Linguistically Informed Tokenization Improves ASR for Underresourced Languages
This work addresses the challenge of making ASR usable for underresourced languages, which is crucial for linguists in language documentation tasks, though it is incremental as it applies an existing method with a novel tokenization strategy.
The researchers tackled the problem of automatic speech recognition (ASR) for underresourced languages by fine-tuning a wav2vec2 model on Yan-nhangu, an Indigenous Australian language, and found that using a linguistically informed phonemic tokenization system substantially improved word error rate (WER) and character error rate (CER) compared to a baseline orthographic tokenization scheme.
Automatic speech recognition (ASR) is a crucial tool for linguists aiming to perform a variety of language documentation tasks. However, modern ASR systems use data-hungry transformer architectures, rendering them generally unusable for underresourced languages.
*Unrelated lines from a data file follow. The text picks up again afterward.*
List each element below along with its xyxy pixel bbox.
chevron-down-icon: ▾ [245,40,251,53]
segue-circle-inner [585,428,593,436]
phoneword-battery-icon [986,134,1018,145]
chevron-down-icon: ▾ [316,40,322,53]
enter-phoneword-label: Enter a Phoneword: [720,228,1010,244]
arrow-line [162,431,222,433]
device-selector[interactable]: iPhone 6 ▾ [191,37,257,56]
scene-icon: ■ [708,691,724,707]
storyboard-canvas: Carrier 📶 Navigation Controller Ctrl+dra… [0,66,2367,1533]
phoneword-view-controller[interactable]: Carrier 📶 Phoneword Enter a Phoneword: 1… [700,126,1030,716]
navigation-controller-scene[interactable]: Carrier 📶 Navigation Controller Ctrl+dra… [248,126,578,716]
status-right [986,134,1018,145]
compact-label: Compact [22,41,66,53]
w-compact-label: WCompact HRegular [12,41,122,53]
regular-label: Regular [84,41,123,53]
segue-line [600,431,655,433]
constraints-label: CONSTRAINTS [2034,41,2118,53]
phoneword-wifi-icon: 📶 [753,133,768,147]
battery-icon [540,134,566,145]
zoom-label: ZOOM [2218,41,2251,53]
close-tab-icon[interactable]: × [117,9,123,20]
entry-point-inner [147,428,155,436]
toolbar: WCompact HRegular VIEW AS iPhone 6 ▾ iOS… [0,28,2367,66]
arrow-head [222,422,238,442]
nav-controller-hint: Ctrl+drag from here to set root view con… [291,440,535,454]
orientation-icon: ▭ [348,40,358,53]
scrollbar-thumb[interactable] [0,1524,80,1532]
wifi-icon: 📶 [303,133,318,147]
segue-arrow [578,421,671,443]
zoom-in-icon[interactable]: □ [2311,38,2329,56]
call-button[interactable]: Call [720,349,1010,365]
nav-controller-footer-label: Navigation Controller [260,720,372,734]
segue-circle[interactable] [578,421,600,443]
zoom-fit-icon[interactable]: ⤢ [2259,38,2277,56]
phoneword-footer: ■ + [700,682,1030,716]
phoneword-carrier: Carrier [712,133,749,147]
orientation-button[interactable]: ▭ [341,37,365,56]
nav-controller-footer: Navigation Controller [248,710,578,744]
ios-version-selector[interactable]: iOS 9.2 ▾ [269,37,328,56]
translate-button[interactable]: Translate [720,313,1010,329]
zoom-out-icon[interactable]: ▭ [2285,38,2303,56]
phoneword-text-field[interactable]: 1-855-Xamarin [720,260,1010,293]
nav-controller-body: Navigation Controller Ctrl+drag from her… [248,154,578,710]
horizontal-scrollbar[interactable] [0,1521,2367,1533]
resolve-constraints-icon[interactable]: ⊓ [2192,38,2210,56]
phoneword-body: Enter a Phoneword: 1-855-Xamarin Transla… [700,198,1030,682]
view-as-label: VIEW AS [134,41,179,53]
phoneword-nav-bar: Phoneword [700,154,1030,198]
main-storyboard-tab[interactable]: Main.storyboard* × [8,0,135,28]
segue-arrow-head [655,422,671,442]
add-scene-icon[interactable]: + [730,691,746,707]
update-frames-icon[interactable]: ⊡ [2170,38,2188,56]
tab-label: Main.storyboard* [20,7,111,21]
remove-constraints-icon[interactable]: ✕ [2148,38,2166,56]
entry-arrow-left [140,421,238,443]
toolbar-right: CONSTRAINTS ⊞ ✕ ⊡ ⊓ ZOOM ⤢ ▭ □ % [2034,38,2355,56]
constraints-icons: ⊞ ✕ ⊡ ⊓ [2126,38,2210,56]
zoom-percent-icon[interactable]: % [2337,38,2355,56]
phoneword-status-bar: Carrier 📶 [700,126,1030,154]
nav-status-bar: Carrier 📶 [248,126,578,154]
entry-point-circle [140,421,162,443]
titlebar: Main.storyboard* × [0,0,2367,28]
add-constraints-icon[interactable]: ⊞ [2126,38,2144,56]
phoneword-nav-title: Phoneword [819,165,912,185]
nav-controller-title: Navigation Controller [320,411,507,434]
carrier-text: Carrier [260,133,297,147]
We fine-tune a wav2vec2 ASR model on Yan-nhangu, a dormant Indigenous Australian language, comparing the effects of phonemic and orthographic tokenization strategies on performance. In parallel, we explore ASR's viability as a tool in a language documentation pipeline. We find that a linguistically informed phonemic tokenization system substantially improves WER and CER compared to a baseline orthographic tokenization scheme. Finally, we show that hand-correcting the output of an ASR model is much faster than hand-transcribing audio from scratch, demonstrating that ASR can work for underresourced languages.